The Promise of AI for Cybersecurity and Business
Artificial Intelligence is revolutionizing industries by providing transformative capabilities. AI-driven tools can process vast amounts of data in seconds, identify anomalies, and enhance decision-making across sectors such as healthcare, finance, and customer service.
In the Middle East, including Kuwait, governments and institutions are piloting AI in smart-city development, e-services, and banking to improve efficiency and security. Reports by top firms like Microsoft and Coalfire indicate that when combined with human expertise, generative AI enhances threat detection, data analysis, and operational precision. These developments signal enormous opportunity, but they also come with a warning.
When Promise Turns Peril?
As AI systems become more sophisticated, so do the threats they can introduce. Capabilities designed to help businesses can also be turned against them. Academic studies, such as those by Shivani Metta and Yusuf Usman, reveal how adversarial actors can use AI to automate phishing campaigns, write malicious code, and even generate adaptive malware.
Unlike conventional threats, these attacks are quicker, more targeted, and more difficult to identify. The tools are well-designed to protect us, but they can also be exploited to undermine our security.
AI in the Hands of Attackers
Cybercriminals are already taking advantage of AI. Email scams that once looked suspicious are now nearly indistinguishable from legitimate messages, written fluently and persuasively by language models. In underground forums, tools such as WormGPT and FraudGPT are being marketed for fraudulent activities and social engineering.
The OWASP Foundation recently identified prompt injection, a technique used to manipulate AI models into misbehaving, as one of the leading threats to modern AI systems. Security researchers have also shown how AI worms can autonomously replicate across connected systems, stealing data and spreading without human intervention.
Hidden Vulnerabilities Every Business Should Consider
The risks are not limited to external threats. As organizations integrate AI into daily operations, new vulnerabilities appear. Tools such as customer service bots, predictive algorithms, and anomaly detectors can all introduce risk.

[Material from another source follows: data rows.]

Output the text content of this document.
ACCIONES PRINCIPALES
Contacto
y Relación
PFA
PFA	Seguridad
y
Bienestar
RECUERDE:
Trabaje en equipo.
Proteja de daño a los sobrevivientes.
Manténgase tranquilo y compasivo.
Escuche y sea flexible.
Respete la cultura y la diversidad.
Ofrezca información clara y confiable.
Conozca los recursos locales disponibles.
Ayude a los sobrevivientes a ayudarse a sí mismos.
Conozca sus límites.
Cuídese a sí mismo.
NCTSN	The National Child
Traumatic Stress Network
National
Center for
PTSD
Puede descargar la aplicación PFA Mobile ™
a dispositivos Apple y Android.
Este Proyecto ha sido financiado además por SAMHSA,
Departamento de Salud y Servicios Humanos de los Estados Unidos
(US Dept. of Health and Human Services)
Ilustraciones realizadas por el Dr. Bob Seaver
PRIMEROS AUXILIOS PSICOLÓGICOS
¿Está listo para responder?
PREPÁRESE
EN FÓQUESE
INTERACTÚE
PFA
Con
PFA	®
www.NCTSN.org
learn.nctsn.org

If the data used to train these models is flawed, biased, or outdated, the AI may make poor decisions or be easily misled. Attackers can also exploit open-ended models by feeding them malicious inputs hidden in documents or webpages. Without strong access control and continuous monitoring, these systems may become liabilities rather than assets.
Misinformation and Manipulation at Scale
AI is increasingly blurring the line between reality and fabrication. Tools are now available that can create highly realistic voices, videos, and text, enabling impersonation, fraud, and the spread of misinformation.
This type of content is more convincing than traditional scams and often evades basic detection mechanisms. Some of these tools are openly advertised as ways to scam users or manipulate public opinion. The Financial Times and other leading analysts have warned that AI is already accelerating cybercrime and complicating digital trust in society.
Why This Matters for Kuwait?
Kuwait has demonstrated a strong commitment to digital transformation, with national strategies focusing on smart cities, AI-driven services, and innovation hubs to stay aligned with global advancements. However, the increased reliance on AI also broadens the potential for security threats.
Many local businesses and institutions are experimenting with AI tools without strong policies in place to govern them. As seen in other regions, such as India, governments and financial institutions are already shifting toward AI-aware cybersecurity models. For Kuwait, failing to recognize these risks could undermine years of digital progress.
Steps to Reduce Cyber Risk from AI
While utilizing the benefits of AI, organizations should take the following actions to minimize exposure:
- Review and document every AI system in use. Understand what the tool does, what data it uses, and what decisions it influences.
- Test inputs and outputs regularly. Use controlled simulations to check for vulnerabilities such as prompt injection and data poisoning.
- Enforce access controls. Limit who can interact with the model, and use multifactor authentication for all critical connections.
- Do not remove human oversight. High-stakes decisions should always include a human review.
- Educate all staff. Employees should understand how AI can be exploited and how to identify deepfakes, suspicious prompts, or manipulated outputs.
- Monitor legal and ethical developments. Refer to frameworks and guidance from global entities such as the OECD, the World Economic Forum, and national cybersecurity firms.